Recently I listened to short video by Parentingideas Magazine contributor Maggie Dent that made so much sense.
In the video Maggie implores parents to let kids practise losing so they can become more resilient and also more social.
I couldn’t agree more.
Currently, there’s a flaw in modern Western culture that won’t allow kids to lose, to struggle or to experience disappointment. Interestingly, this is at a time when childhood anxiety is going through the roof.
In an effort to improve outcomes for kids we’ve created a childhood culture that is highly structured, highly organised and highly adult-initiated. This high level of organisation minimises failure, avoids disappointment and reduces struggle. And it does kids no favours!
The solution is to reduce adult-initiated activity and introduce more unrestricted, child-initiated, social play.
It’s through free play that kids have always learned about winning and losing; how to handle it when things don’t go your way; how to get on with all types of kids including the children your parents don’t approve of; how to wait your turn and; how to hang in there long enough until things eventually go your way.
Unstructured play is usually very hierarchical in nature. Older kids tend to boss around younger kids, who often return the favour in spades when it’s their turn to be the eldest.
Kids often rely on natural consequences to influence their friends and siblings. “I’m not going to play with you because you’re mean/you don’t share/you always go first!” Sometimes they bring adults into the mix to adjudicate, but they generally just resolve things their way regardless of what adults say!
Get kids away from screens
The key to resilience-inducing, socialising free play is that the play needs to involve other children or young people.

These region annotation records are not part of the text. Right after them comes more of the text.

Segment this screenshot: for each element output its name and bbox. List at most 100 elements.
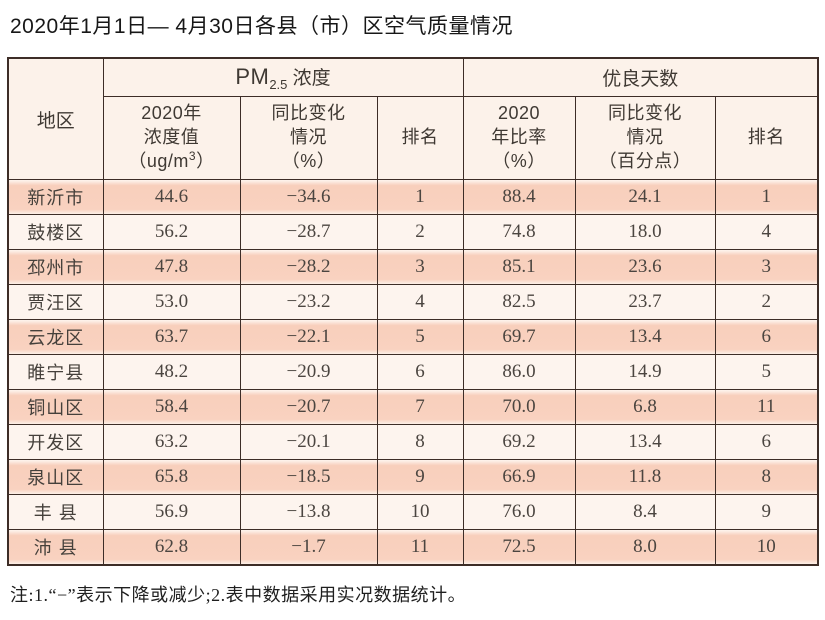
cell-region: 睢宁县 <box>7 354 104 390</box>
table-row: 云龙区 63.7 −22.1 5 69.7 13.4 6 <box>7 319 819 355</box>
cell-pm-rank: 8 <box>376 424 464 460</box>
cell-pm-change: −18.5 <box>239 459 378 495</box>
cell-ratio: 74.8 <box>462 214 576 250</box>
cell-days-change: 11.8 <box>574 459 716 495</box>
col-header-concentration: 2020年 浓度值 （ug/m3） <box>102 96 241 180</box>
cell-days-rank: 3 <box>714 249 819 285</box>
cell-region: 新沂市 <box>7 179 104 215</box>
cell-ratio: 69.7 <box>462 319 576 355</box>
cell-ratio: 85.1 <box>462 249 576 285</box>
cell-pm-rank: 11 <box>376 529 464 566</box>
cell-pm-change: −28.2 <box>239 249 378 285</box>
table-row: 睢宁县 48.2 −20.9 6 86.0 14.9 5 <box>7 354 819 390</box>
cell-days-change: 23.7 <box>574 284 716 320</box>
pm25-label-prefix: PM <box>235 64 270 90</box>
page-title: 2020年1月1日— 4月30日各县（市）区空气质量情况 <box>10 15 513 38</box>
cell-region: 云龙区 <box>7 319 104 355</box>
cell-ratio: 72.5 <box>462 529 576 566</box>
table-row: 邳州市 47.8 −28.2 3 85.1 23.6 3 <box>7 249 819 285</box>
cell-days-rank: 8 <box>714 459 819 495</box>
cell-concentration: 63.2 <box>102 424 241 460</box>
cell-ratio: 70.0 <box>462 389 576 425</box>
table-row: 鼓楼区 56.2 −28.7 2 74.8 18.0 4 <box>7 214 819 250</box>
header-row-groups: 地区 PM2.5 浓度 优良天数 <box>7 57 819 180</box>
cell-pm-change: −1.7 <box>239 529 378 566</box>
cell-pm-rank: 1 <box>376 179 464 215</box>
cell-days-change: 13.4 <box>574 319 716 355</box>
cell-days-change: 6.8 <box>574 389 716 425</box>
header-row-subcolumns: 2020年 浓度值 （ug/m3） 同比变化 情况 （%） 排名 2020 年比… <box>8 96 819 180</box>
col-header-region: 地区 <box>7 57 104 180</box>
cell-pm-change: −20.1 <box>239 424 378 460</box>
col-header-days-rank: 排名 <box>714 96 819 180</box>
cell-ratio: 88.4 <box>462 179 576 215</box>
col-group-good-days: 优良天数 <box>462 57 819 97</box>
cell-pm-rank: 10 <box>376 494 464 530</box>
cell-pm-change: −28.7 <box>239 214 378 250</box>
col-header-pm-rank: 排名 <box>376 96 464 180</box>
table-row: 泉山区 65.8 −18.5 9 66.9 11.8 8 <box>7 459 819 495</box>
cell-pm-rank: 6 <box>376 354 464 390</box>
cell-pm-rank: 7 <box>376 389 464 425</box>
cell-region: 邳州市 <box>7 249 104 285</box>
cell-region: 鼓楼区 <box>7 214 104 250</box>
footnote: 注:1.“−”表示下降或减少;2.表中数据采用实况数据统计。 <box>10 585 467 605</box>
cell-concentration: 53.0 <box>102 284 241 320</box>
cell-concentration: 56.9 <box>102 494 241 530</box>
cell-region: 丰 县 <box>7 494 104 530</box>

Coping and social learning can’t be done in isolation. There needs to be a social element to it. Even playing computer games involving others from a distance doesn’t make the grade.
Face-to-face interactions that occur through free play develops the BIG 3 social behaviours in kids – that is, 1) co-operative, 2) assertive and 3) coping behaviours.
So make sure your children’s free time is balanced between structured adult-initiated activity such as after school sport; includes child-initiated calming down-time such as listening to music, and group-oriented free play (involving at least one other person) that is done either inside or outside (the latter should be included) where your child can practise losing, struggling, following the lead of others and heaps more great life skills and attitudes.